= Stanley Krueber =

American writer (1982–1987)

Stanley Lee Krueber (August 28, 1892 – November 10, 1987) was an American fiction author known primarily for his pulp stories. He is best known for creating the fictional character: Achak, King of the Jungle. He was somewhat notorious for reworking other peoples' stories (at his editors' request) in order to meet his deadlines.

Krueber was born in Missouri, but his parents soon moved to Colorado Springs, Colorado. He grew up in Colorado and later worked as a ranch hand at one of the many ranches of the surrounding area.

During the 1910s, Krueber started to sell stories to the pulp magazines that were becoming popular in the era. Krueber attempted to enlist in the armed forces when the United States joined World War I in 1917, but was denied entry because of an undefined heart condition. He wrote in many genres, first in the pulps and later in the upscale "slick" magazines, but never achieved a high degree of success or fame. During this time he also found work as an illustrator of pulp covers.

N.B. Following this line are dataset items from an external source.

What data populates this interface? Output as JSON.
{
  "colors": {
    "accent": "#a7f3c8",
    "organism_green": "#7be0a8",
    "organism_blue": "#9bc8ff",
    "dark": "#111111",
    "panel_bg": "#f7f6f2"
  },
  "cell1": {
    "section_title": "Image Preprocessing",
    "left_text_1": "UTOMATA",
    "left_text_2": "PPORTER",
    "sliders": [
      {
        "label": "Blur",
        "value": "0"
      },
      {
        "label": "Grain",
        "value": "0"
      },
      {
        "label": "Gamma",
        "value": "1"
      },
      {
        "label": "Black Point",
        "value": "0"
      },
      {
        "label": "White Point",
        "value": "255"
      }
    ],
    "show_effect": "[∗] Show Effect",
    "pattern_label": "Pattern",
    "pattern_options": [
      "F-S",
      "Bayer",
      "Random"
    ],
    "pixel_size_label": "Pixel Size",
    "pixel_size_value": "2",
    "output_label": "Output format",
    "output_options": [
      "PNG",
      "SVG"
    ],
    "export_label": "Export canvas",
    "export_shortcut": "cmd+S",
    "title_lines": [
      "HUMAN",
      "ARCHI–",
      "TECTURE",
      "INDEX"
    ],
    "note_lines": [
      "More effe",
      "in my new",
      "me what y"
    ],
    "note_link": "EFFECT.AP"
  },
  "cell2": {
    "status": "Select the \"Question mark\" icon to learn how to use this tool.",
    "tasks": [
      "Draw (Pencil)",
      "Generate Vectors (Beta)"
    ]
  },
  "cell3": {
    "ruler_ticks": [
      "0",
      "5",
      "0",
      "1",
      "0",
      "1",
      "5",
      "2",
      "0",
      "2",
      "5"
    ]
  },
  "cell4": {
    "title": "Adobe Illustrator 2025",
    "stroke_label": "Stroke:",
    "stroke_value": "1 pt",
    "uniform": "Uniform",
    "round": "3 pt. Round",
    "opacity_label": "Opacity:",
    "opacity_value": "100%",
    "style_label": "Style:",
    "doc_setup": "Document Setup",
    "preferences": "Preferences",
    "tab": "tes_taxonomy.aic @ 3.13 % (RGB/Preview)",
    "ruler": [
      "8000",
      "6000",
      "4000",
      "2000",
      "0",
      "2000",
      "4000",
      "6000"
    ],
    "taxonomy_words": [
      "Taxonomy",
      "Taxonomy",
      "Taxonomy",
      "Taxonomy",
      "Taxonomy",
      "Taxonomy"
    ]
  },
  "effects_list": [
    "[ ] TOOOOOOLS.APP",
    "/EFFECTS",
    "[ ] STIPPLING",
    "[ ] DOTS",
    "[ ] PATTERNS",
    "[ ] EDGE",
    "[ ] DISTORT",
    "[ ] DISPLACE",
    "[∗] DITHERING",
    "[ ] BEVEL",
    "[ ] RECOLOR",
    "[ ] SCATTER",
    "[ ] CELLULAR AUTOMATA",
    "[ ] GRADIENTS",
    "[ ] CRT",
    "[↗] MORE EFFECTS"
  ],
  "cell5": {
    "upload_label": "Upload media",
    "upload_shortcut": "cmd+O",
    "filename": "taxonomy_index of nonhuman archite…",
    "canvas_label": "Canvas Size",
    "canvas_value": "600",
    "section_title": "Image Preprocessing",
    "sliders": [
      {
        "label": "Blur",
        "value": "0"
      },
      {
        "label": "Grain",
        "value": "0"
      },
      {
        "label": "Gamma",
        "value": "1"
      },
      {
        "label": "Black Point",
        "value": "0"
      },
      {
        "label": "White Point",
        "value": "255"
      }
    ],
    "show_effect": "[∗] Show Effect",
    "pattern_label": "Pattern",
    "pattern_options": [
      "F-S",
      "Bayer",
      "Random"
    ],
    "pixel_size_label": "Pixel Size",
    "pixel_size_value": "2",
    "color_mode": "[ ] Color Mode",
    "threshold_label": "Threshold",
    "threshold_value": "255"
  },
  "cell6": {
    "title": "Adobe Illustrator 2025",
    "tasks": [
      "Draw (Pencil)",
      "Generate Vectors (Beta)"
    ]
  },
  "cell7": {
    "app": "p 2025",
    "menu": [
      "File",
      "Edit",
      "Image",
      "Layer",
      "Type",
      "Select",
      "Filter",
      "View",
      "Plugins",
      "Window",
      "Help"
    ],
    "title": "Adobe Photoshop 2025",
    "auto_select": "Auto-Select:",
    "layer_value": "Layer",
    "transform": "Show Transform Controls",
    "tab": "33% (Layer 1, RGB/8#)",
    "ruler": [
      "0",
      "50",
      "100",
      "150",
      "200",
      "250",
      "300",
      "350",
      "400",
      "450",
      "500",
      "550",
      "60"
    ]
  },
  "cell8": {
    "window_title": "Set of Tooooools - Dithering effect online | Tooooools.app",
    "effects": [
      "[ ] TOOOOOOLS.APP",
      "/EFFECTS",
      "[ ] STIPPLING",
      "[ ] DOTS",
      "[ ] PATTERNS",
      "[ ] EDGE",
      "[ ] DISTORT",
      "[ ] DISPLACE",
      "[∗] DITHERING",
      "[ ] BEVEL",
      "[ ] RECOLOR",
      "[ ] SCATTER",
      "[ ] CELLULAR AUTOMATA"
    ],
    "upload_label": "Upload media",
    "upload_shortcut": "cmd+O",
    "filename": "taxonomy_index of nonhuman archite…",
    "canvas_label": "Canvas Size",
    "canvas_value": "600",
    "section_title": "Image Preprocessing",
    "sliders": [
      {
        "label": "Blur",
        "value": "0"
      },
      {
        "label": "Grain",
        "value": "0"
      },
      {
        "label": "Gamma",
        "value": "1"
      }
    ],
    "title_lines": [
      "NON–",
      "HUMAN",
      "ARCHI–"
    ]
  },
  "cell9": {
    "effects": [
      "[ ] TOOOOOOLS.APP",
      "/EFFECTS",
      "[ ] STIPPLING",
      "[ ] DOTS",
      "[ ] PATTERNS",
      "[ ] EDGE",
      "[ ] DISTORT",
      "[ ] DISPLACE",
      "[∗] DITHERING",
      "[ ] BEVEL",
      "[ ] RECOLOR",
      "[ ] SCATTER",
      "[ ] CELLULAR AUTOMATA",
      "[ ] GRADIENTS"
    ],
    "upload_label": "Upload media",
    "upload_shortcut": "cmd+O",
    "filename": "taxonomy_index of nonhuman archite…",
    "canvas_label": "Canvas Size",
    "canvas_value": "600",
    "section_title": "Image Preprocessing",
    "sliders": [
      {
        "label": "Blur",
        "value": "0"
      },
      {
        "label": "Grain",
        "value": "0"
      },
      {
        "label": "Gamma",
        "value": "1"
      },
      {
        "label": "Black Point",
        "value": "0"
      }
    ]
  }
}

Krueber never became financially secure as a result of his work in the pulps and held many different jobs (including briefly starting a small newspaper) while pursuing his writing career. Many of his science fiction stories were shorter than 1,000 words, or even 500 words. These stories were popular among magazine editors because their short length made the stories useful for filling out a magazine's page layout.

He died on November 10, 1987, and is buried in Colorado Springs, Colorado.